2. Ask for what you desire.
I know it’s uncomfortable to express your desires. If you’re feeling the need for closeness, you may be afraid of coming across as needy. If you’re feeling the need for space, you may fear hurting someone’s feelings. But what’s the alternative- letting resentment build up?
3. Be willing to make yourself vulnerable.
Rather than showing up with your armor on because you’re feeling hurt or smothered, be brave enough to be vulnerable. I know it can be the hardest thing you’ll ever do, but if the relationship is worth nurturing, it will bring you closer and help your loved one understand what you need.
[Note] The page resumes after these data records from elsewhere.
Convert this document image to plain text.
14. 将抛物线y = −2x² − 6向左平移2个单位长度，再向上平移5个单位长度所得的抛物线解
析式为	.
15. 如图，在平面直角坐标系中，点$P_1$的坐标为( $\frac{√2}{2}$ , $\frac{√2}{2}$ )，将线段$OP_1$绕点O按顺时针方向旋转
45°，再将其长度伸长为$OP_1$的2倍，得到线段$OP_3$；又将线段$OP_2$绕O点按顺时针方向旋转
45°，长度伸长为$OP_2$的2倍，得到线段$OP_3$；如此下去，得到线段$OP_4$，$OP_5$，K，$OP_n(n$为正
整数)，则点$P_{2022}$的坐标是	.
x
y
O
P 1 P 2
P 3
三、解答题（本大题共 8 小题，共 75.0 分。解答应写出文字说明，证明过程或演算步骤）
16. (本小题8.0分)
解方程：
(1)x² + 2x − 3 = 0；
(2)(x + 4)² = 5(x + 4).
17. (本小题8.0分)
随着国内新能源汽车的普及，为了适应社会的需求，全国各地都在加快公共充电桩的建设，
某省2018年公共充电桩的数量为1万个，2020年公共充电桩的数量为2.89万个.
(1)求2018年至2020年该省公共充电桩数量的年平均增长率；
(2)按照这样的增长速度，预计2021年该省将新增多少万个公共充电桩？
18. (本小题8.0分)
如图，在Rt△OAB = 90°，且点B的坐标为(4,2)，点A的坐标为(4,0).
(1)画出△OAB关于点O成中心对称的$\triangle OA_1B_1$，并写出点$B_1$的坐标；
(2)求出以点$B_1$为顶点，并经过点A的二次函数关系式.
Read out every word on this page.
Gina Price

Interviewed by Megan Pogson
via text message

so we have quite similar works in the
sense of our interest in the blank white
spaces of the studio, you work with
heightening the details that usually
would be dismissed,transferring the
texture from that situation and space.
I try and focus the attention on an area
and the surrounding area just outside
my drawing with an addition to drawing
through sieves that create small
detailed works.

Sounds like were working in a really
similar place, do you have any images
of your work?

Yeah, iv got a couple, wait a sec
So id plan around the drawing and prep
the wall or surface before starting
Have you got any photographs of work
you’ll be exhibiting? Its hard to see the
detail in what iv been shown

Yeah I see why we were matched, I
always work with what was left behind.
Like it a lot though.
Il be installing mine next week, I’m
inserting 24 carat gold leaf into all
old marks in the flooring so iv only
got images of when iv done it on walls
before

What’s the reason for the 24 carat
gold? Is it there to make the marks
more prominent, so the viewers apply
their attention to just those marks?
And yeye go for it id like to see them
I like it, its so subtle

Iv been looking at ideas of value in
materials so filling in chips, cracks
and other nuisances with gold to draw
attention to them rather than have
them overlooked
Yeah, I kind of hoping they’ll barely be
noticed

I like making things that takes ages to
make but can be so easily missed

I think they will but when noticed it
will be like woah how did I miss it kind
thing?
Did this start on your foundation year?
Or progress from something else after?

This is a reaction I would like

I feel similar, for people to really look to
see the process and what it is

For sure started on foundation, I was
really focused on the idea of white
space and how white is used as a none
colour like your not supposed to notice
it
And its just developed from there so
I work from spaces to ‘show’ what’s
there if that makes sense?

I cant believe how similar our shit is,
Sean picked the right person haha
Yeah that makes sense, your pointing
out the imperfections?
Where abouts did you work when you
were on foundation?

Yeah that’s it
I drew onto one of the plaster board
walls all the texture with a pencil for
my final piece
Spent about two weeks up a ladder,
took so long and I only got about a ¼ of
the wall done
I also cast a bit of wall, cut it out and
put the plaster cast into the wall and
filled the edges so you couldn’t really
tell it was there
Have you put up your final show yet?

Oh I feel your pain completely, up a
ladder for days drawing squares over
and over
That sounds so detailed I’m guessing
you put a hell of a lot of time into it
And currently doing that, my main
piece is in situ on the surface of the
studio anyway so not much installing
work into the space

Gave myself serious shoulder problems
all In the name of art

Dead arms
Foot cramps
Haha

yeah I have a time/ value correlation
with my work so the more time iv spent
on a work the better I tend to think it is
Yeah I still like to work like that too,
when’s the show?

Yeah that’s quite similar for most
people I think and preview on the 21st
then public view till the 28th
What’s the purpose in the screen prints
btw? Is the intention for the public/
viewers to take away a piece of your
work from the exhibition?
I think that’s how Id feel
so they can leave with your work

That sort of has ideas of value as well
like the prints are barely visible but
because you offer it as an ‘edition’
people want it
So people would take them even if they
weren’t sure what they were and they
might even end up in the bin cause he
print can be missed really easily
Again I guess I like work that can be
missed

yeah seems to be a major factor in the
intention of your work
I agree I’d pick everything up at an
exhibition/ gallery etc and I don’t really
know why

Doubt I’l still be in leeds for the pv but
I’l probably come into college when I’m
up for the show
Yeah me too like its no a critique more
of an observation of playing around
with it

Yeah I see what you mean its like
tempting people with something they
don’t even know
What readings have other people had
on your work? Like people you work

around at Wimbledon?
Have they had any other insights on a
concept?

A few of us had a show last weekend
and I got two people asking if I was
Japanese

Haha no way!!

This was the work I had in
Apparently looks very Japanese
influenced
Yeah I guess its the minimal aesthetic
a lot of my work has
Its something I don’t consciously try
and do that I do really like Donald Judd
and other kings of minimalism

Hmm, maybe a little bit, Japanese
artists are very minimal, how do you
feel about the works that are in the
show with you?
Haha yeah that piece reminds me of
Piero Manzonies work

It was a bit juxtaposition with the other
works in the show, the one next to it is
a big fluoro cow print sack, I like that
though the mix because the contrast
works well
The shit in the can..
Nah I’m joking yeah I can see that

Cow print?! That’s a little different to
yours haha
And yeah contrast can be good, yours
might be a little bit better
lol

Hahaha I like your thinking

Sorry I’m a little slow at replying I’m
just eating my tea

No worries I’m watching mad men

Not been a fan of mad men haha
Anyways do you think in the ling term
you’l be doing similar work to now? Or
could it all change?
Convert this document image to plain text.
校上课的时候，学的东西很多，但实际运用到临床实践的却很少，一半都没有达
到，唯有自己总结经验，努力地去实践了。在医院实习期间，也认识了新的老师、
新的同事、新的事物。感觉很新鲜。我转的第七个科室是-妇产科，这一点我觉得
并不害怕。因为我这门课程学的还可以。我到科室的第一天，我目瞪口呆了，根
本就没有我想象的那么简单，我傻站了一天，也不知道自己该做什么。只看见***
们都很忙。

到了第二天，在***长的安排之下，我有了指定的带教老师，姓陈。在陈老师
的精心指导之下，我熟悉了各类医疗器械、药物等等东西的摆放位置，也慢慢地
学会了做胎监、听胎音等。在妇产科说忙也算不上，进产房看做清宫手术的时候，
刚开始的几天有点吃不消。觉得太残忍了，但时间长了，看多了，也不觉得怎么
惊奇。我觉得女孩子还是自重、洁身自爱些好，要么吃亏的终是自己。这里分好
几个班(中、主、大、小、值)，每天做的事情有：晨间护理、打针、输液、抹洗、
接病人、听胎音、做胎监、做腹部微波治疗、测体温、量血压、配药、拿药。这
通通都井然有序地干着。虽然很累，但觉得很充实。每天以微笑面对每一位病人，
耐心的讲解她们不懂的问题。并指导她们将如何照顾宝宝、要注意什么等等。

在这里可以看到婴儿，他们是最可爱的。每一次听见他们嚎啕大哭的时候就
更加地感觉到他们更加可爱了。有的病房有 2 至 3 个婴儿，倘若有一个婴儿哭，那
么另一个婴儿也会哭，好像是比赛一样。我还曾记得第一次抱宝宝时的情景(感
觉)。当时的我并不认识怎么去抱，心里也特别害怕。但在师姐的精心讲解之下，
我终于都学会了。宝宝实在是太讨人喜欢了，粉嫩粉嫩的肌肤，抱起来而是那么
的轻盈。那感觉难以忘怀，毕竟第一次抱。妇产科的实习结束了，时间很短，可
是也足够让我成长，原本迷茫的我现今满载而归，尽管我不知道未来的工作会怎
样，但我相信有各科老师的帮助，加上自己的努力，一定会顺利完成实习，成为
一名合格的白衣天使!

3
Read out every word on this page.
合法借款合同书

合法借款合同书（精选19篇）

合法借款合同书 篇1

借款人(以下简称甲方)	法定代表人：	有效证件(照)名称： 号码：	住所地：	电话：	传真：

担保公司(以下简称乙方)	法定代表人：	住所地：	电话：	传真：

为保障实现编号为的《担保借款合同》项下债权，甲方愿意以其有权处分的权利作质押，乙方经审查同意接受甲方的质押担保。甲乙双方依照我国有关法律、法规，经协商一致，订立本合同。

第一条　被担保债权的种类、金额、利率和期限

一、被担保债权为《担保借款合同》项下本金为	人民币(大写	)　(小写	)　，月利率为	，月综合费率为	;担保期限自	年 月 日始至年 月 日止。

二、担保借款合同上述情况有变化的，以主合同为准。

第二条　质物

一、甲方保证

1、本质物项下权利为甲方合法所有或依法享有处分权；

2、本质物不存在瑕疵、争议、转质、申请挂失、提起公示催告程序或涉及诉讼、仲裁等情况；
4. Learn to enjoy your own company.
As I headed to Albany, New York last week to film a 90 minute public television special, as well as 6 hours of additional DVD content that would be included as part of the PBS fundraising pledge package, I knew I was walking into a situation that was completely out of my comfort zone. I so wanted to feel like I was going to just nail it on that television set, that I would get it all perfectly right on my first try, that I would wow everyone with my professionalism and TV chops, that everyone would come to me later and say, “Lissa, you’re a natural!”
So I loaded myself up with expectations, hoping I’d get it right, wanting to impress my producers and please my publisher and all that jazz. Naturally, heaping myself with expectations of perfection only left me feeling stressed and overwhelmed in the months before the film date. And then, suddenly, I was backstage, about to appear before a live studio audience to deliver what I hoped would be a perfect performance. (No biggie.)
Permission To Be Imperfect
Suddenly, inside my head, I heard the soothing voice of Brené Brown (with whom I just did a free teleclass - you can listen to us here). When Brené was about to appear on Oprah’s Super Soul Sunday, she wrote herself a permission slip, which she hid in her pocket. The permission slip said, “Permission to be imperfect.” So right there, back in the wings, I wrote myself the same permission slip, and when I stood in front of that studio audience, I told everyone to bear with me because I was about to give an imperfect performance.
I then proceeded to royally flub up several times, stuttering over my words and misreading the teleprompter. Fortunately, the special was prerecorded! All I had to do when I screwed up was stop, admit my mistake, and try again. The audience had even been prepped so that if I said the same thing twice, they were supposed to pretend they were hearing my hopefully wise words for the very first time!
What If Life Had “Do Overs?”
After a few mistakes and do overs, I said to the audience, “Wouldn’t life be great if we were allowed to just pause and get a ‘Do over’ in other aspects of our life?” And then I realized I’ve done just that. I married imperfectly - twice - and I’ve now been with husband #3 for almost eleven years. (Do over! Do over!) I wound up unhappy in my job as a practicing physician, so I went through a massive career change. (Do over!) My health broke down because I wasn’t caring for my body or my mind, but I was blessed to get a do over in my health and am now down to half the dose of one of the seven medications I was once taking.
I have been pausing, admitting my mistakes, and doing life over again time after time! And this, I’m realizing, is one of the essential keys to a happy life.